If a manufacturing facility is attacked and infected with ransomware, it will certainly affect them financially. Their bottom line will suffer. Consumers may not trust them as much. They may have difficulty fulfilling orders. Healthcare organizations have the same concerns, but with the added risk of people actually dying from a ransomware attack, especially in hospitals. If an EHR (electronic health record) system is taken down, or a prescription ordering system is unavailable, it becomes much harder to track patient care. This can be further complicated if an organization does not have properly implemented and tested downtime charting and ordering procedures. This can be taken a step further though; if an infusion pump is compromised and begins delivering a lethal dose of medication, or a network-connected pacemaker delivers a fatal shock, people die.
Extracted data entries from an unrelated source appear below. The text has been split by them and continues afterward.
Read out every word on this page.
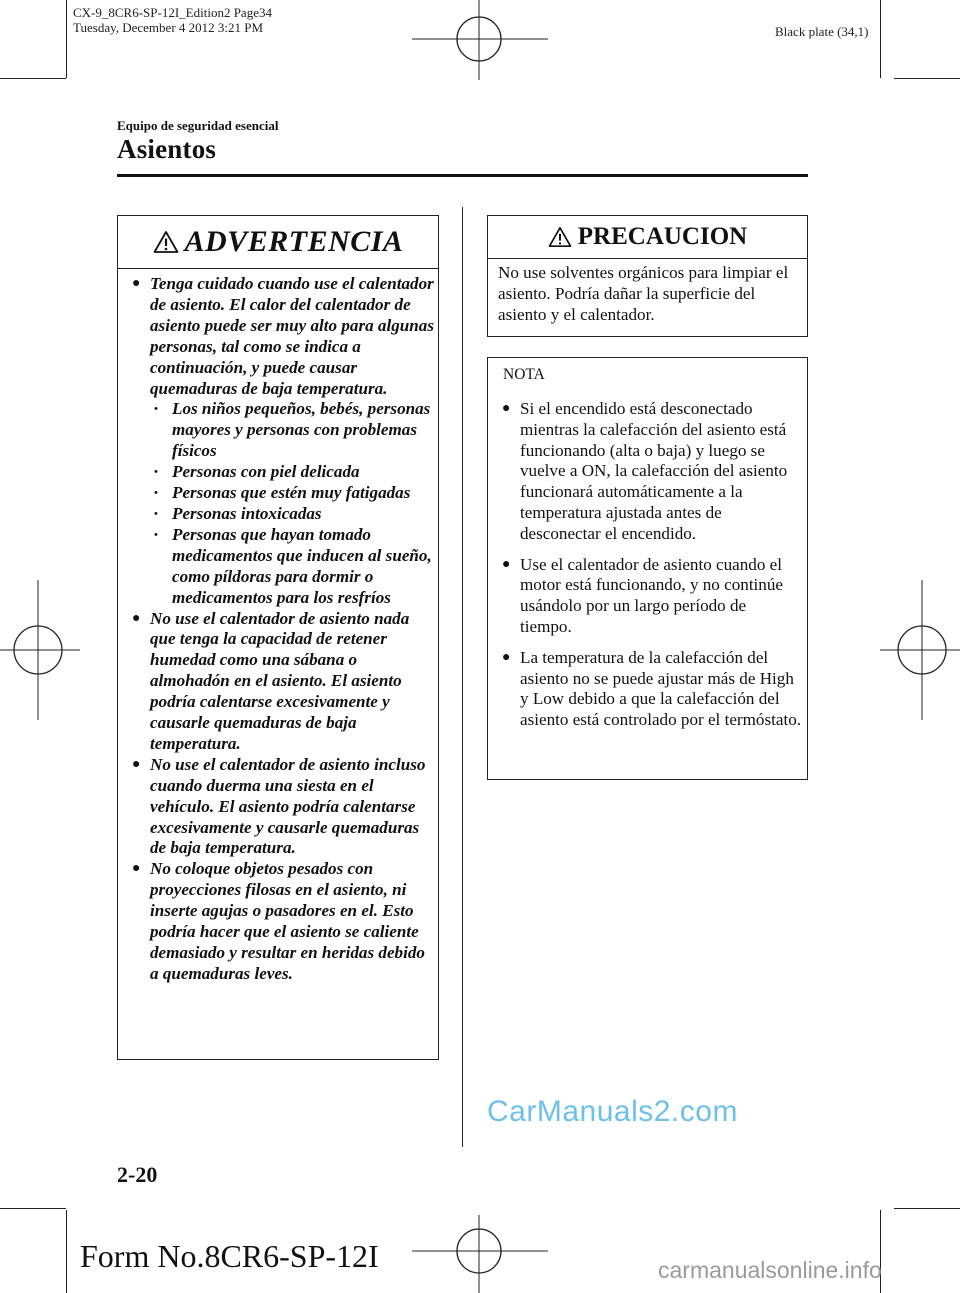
CX-9_8CR6-SP-12I_Edition2 Page34
Tuesday, December 4 2012 3:21 PM	Black plate (34,1)
Equipo de seguridad esencial
Asientos
ADVERTENCIA
● Tenga cuidado cuando use el calentador de asiento. El calor del calentador de asiento puede ser muy alto para algunas personas, tal como se indica a continuación, y puede causar quemaduras de baja temperatura.
• Los niños pequeños, bebés, personas mayores y personas con problemas físicos
• Personas con piel delicada
• Personas que estén muy fatigadas
• Personas intoxicadas
• Personas que hayan tomado medicamentos que inducen al sueño, como píldoras para dormir o medicamentos para los resfríos
● No use el calentador de asiento nada que tenga la capacidad de retener humedad como una sábana o almohadón en el asiento. El asiento podría calentarse excesivamente y causarle quemaduras de baja temperatura.
● No use el calentador de asiento incluso cuando duerma una siesta en el vehículo. El asiento podría calentarse excesivamente y causarle quemaduras de baja temperatura.
● No coloque objetos pesados con proyecciones filosas en el asiento, ni inserte agujas o pasadores en el. Esto podría hacer que el asiento se caliente demasiado y resultar en heridas debido a quemaduras leves.
PRECAUCION
No use solventes orgánicos para limpiar el asiento. Podría dañar la superficie del asiento y el calentador.
NOTA
● Si el encendido está desconectado mientras la calefacción del asiento está funcionando (alta o baja) y luego se vuelve a ON, la calefacción del asiento funcionará automáticamente a la temperatura ajustada antes de desconectar el encendido.
● Use el calentador de asiento cuando el motor está funcionando, y no continúe usándolo por un largo período de tiempo.
● La temperatura de la calefacción del asiento no se puede ajustar más de High y Low debido a que la calefacción del asiento está controlado por el termóstato.
CarManuals2.com
2-20
Form No.8CR6-SP-12I	carmanualsonline.info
The healthcare industry has the same security concerns as any other industry and must take the same steps to protect its network, systems, and data. But security analysts and engineers have that added pressure of patient care always in the back of their heads.
It’s not all doom and gloom though. A few well-placed and moderately easy to implement controls, along with a commitment to security awareness training, can make a huge difference in how a hospital or other healthcare organization can protect itself against a cyber attack.
– Brian Olliff is a defensive engineering instructor at INE with more than 15 years experience in information technology.